With a few exceptions, external dependencies inside of the Cargo.toml files are not allowed. The reason being that community made crates tend to explode the binary size by including dozens of transitive dependencies. All these dependencies also must be reviewed to ensure their suitability to the crosvm project. Currently allowed crates are:

  • byteorder - A very small library used for endian swaps.
  • gcc - Build time dependency needed to build C source code used in crosvm.
  • libc - Required to use the standard library, this crate is a simple wrapper around libc's symbols.

Code Overview

The crosvm source code is written in Rust and C. To build, crosvm requires rustc v1.20 or later.

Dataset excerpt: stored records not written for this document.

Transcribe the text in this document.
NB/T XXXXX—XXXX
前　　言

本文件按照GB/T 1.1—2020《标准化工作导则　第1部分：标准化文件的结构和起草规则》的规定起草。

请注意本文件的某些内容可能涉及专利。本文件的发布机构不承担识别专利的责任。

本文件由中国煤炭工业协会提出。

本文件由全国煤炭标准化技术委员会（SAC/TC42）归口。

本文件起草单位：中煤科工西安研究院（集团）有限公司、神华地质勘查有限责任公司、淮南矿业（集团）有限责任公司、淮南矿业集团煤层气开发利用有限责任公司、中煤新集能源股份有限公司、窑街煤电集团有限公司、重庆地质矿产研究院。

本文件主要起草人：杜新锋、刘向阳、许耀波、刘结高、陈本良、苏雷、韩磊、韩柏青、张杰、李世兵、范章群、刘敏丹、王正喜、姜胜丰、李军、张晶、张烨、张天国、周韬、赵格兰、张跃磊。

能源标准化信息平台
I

Source code is organized into crates, each with their own unit tests. These crates are:

  • crosvm - The top-level binary front-end for using crosvm.
  • devices - Virtual devices exposed to the guest OS.
  • io_jail - Creates jailed process using libminijail.
  • kernel_loader - Loads elf64 kernel files to a slice of memory.
  • kvm_sys - Low-level (mostly) auto-generated structures and constants for using KVM.
  • kvm - Unsafe, low-level wrapper code for using kvm_sys.
  • net_sys - Low-level (mostly) auto-generated structures and constants for creating TUN/TAP devices.
  • net_util - Wrapper for creating TUN/TAP devices.
  • sys_util - Mostly safe wrappers for small system facilities such as eventfd or syslog.
  • syscall_defines - Lists of syscall numbers in each architecture used to make syscalls not supported in libc.
  • vhost - Wrappers for creating vhost based devices.
  • virtio_sys - Low-level (mostly) auto-generated structures and constants for interfacing with kernel vhost support.
  • vm_control - IPC for the VM.
  • x86_64 - Support code specific to 64 bit intel machines.

The seccomp folder contains minijail seccomp policy files for each sandboxed device. Because some syscalls vary by architecturs, the seccomp policies are split by architecture.